Reva terdiam, jantungnya berdebar. “Flo… kok tiba-tiba?”
Flora mengusap punggung tangan Reva pelan. “Karena aku sadar, aku nggak pernah bilang ini dengan serius. Aku suka bercanda, suka godain kamu, tapi kali ini… aku mau kamu tahu kalau aku benar-benar mencintai kamu, Re.”
Reva menatap Flora dengan mata membesar. Hatinya terasa hangat, tapi juga sedikit gugup.
“Flo…”
Flora tersenyum kecil, lalu mendekat. “Dan aku janji, aku bakal selalu ada buat kamu. Jadi, mau nggak kamu percaya sama aku sepenuhnya?”
Reva terdiam sejenak, sebelum akhirnya tersenyum kecil dan menggenggam tangan Flora lebih erat.
“Aku udah percaya sama kamu dari dulu, bodoh.”
Flora terkekeh, lalu tanpa ragu menarik Reva ke dalam pelukan.
“Bagus. Sekarang, boleh aku minta bonusnya?”
Reva mengerutkan kening. “Bonus apaan?”
Flora menyengir. “Ciuman dong.”
Reva langsung memukul lengan Flora dengan wajah merona. “Mimpi aja!”
Flora tertawa puas. “Yah, kan nggak ada salahnya mencoba.”
Flora masih tertawa, sementara Reva mendengus dan berusaha melepaskan diri dari pelukan Flora.
“Udah ah, lepasin! Malu kalau ada yang lihat.”
Flora menghela napas dramatis, tapi tetap melepaskan pelukannya. “Baiklah, baiklah. Tapi suatu hari nanti, aku pasti bakal dapet ciuman itu.”
Reva melipat tangan di dada, menatap Flora dengan alis terangkat. “Percaya diri banget, ya?”

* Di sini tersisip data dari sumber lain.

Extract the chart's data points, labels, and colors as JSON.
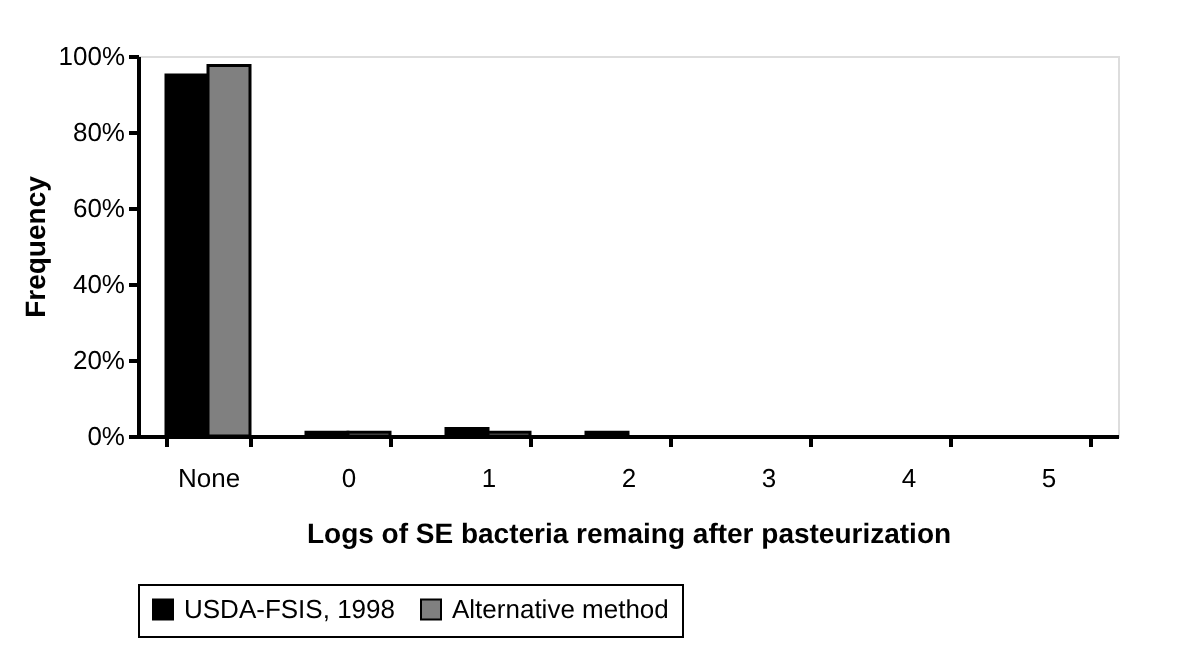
{
  "chart_data": {
    "type": "bar",
    "xlabel": "Logs of SE bacteria remaing after pasteurization",
    "ylabel": "Frequency",
    "categories": [
      "None",
      "0",
      "1",
      "2",
      "3",
      "4",
      "5"
    ],
    "series": [
      {
        "name": "USDA-FSIS, 1998",
        "color": "#000000",
        "values": [
          95,
          1,
          2,
          1,
          0,
          0,
          0
        ]
      },
      {
        "name": "Alternative method",
        "color": "#808080",
        "values": [
          97.5,
          1,
          1,
          0,
          0,
          0,
          0
        ]
      }
    ],
    "ylim": [
      0,
      100
    ],
    "yticks": [
      {
        "value": 0,
        "label": "0%"
      },
      {
        "value": 20,
        "label": "20%"
      },
      {
        "value": 40,
        "label": "40%"
      },
      {
        "value": 60,
        "label": "60%"
      },
      {
        "value": 80,
        "label": "80%"
      },
      {
        "value": 100,
        "label": "100%"
      }
    ],
    "grid": false,
    "legend": "bottom"
  }
}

Flora menyeringai. “Jelas dong. Aku kan pacar kamu.”
Reva mendecak pelan. “Pacar atau tukang gombal, sih?”
Flora tertawa lagi, lalu menarik tangan Reva menuju bangku taman. Mereka duduk berdampingan, menikmati suasana sore yang mulai berangsur teduh.
Setelah beberapa saat diam, Reva melirik Flora yang tampak sibuk menatap langit.
“Flo, sebenarnya ada apa? Kenapa tiba-tiba jadi serius banget?”
Flora menghela napas, lalu menoleh menatap Reva dengan lembut. “Aku cuma kepikiran sesuatu.”
Reva mengernyit. “Apa?”
Flora ragu sejenak sebelum akhirnya tersenyum tipis. “Aku cuma pengen kita tetap kayak gini. Nyaman, bahagia, dan selalu bareng.”
Reva menatap Flora lama sebelum akhirnya tersenyum kecil. “Ya, kita bakal tetap kayak gini kok. Kecuali kamu tiba-tiba jadi aneh dan mutusin aku tanpa alasan.”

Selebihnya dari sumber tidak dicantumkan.